Por que empresas captam dinheiro na bolsa em vez de pegar empréstimo

Quando uma empresa precisa de dinheiro para crescer, ela não tem apenas uma opção. Pode recorrer a empréstimos bancários, emitir títulos de dívida, buscar investidores privados ou captar recursos na bolsa de valores. A escolha depende do tamanho da companhia, do custo do dinheiro, do momento do mercado e dos planos de expansão.

Captar dinheiro na bolsa significa vender uma parte da empresa para investidores por meio da emissão de ações. Em troca dos recursos, os investidores se tornam sócios da companhia e passam a participar dos riscos e dos resultados do negócio. Esse processo pode ocorrer em uma primeira oferta pública de ações, conhecida como IPO, ou em uma nova oferta feita por uma companhia que já tem capital aberto, chamada de follow-on.

A B3 explica que o IPO ocorre quando uma empresa faz sua primeira oferta de ações ao mercado. Já o follow-on acontece quando uma companhia que já é aberta realiza novas rodadas de emissão de ações. Esses mecanismos permitem que empresas busquem capital junto a investidores de forma pública e regulada.

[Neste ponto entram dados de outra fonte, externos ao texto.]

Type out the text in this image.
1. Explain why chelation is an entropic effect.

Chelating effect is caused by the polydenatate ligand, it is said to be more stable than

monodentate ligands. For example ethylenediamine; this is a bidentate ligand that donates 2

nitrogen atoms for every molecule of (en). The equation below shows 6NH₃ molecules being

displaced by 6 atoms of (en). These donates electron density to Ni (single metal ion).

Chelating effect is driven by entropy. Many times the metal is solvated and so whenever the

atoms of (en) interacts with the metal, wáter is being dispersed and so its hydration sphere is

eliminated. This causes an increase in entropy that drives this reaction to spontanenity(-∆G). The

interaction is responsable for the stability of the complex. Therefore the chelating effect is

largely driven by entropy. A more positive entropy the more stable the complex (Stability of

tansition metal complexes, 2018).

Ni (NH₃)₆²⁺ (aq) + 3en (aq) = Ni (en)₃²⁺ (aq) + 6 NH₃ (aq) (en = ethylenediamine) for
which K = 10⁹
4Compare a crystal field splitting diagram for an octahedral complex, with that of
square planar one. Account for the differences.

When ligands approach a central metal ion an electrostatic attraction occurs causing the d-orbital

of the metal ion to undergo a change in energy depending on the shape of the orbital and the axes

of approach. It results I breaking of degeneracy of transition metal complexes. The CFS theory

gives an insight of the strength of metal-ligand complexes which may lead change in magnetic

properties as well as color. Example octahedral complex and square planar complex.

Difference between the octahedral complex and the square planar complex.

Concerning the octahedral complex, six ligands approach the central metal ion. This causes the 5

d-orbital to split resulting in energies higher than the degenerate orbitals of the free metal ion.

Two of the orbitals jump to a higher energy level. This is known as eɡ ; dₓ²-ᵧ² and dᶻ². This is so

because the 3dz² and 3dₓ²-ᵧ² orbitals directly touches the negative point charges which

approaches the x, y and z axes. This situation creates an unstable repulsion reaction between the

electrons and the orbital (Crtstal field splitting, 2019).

A principal diferença em relação a um empréstimo bancário está na natureza do dinheiro captado. No empréstimo, a empresa assume uma dívida com prazo, juros e obrigação de pagamento. Na emissão de ações, a companhia recebe recursos em troca de participação societária. Isso não elimina responsabilidades, mas muda a estrutura: em vez de pagar parcelas e juros ao banco, a empresa passa a dividir parte do seu capital com novos acionistas.

Essa alternativa pode ser interessante para empresas que precisam financiar planos de longo prazo. Projetos de expansão, aquisições, investimentos em tecnologia, abertura de unidades ou redução de endividamento podem exigir recursos elevados. Em alguns casos, captar na bolsa permite fortalecer o caixa sem aumentar a alavancagem financeira da companhia.

Material educacional da CVM destaca que, quando os recursos próprios são insuficientes, a companhia pode buscar financiamento no mercado de capitais por meio da emissão de valores mobiliários. A CVM também aponta que a abertura de capital pode diluir o risco do empreendimento entre investidores.

Mas captar na bolsa também traz exigências. Uma empresa aberta precisa divulgar informações ao mercado, prestar contas aos acionistas, seguir regras de governança e cumprir obrigações regulatórias. Isso aumenta a transparência, mas também exige estrutura interna, controles e disciplina de comunicação com investidores.

Outro ponto importante é que o mercado precisa estar disposto a comprar essas ações. Em momentos de juros altos, incerteza econômica ou baixa confiança, o apetite dos investidores pode diminuir. Já em períodos de maior liquidez e perspectiva de crescimento, as ofertas de ações tendem a encontrar ambiente mais favorável.

A CVM tem buscado ampliar o acesso de empresas menores ao mercado de capitais. Em 2025, a autarquia criou o regime FÁCIL, voltado a companhias de menor porte, com regras simplificadas para registro, oferta pública e divulgação de informações. O objetivo declarado é ampliar o acesso dessas empresas ao mercado de capitais por meio de regras proporcionais.

Na prática, a bolsa funciona como uma ponte entre empresas que precisam de capital e investidores que aceitam participar do risco do negócio. Para a companhia, pode ser uma forma de financiar crescimento. Para o investidor, é uma maneira de se tornar sócio de empresas e buscar retorno no longo prazo.

A decisão entre pegar empréstimo ou captar na bolsa não é simples. Em muitos casos, empresas combinam as duas alternativas. O crédito bancário pode atender necessidades de curto prazo ou capital de giro. A bolsa, por outro lado, costuma ser mais adequada para movimentos estruturais, como expansão, fortalecimento patrimonial e financiamento de projetos de maior escala.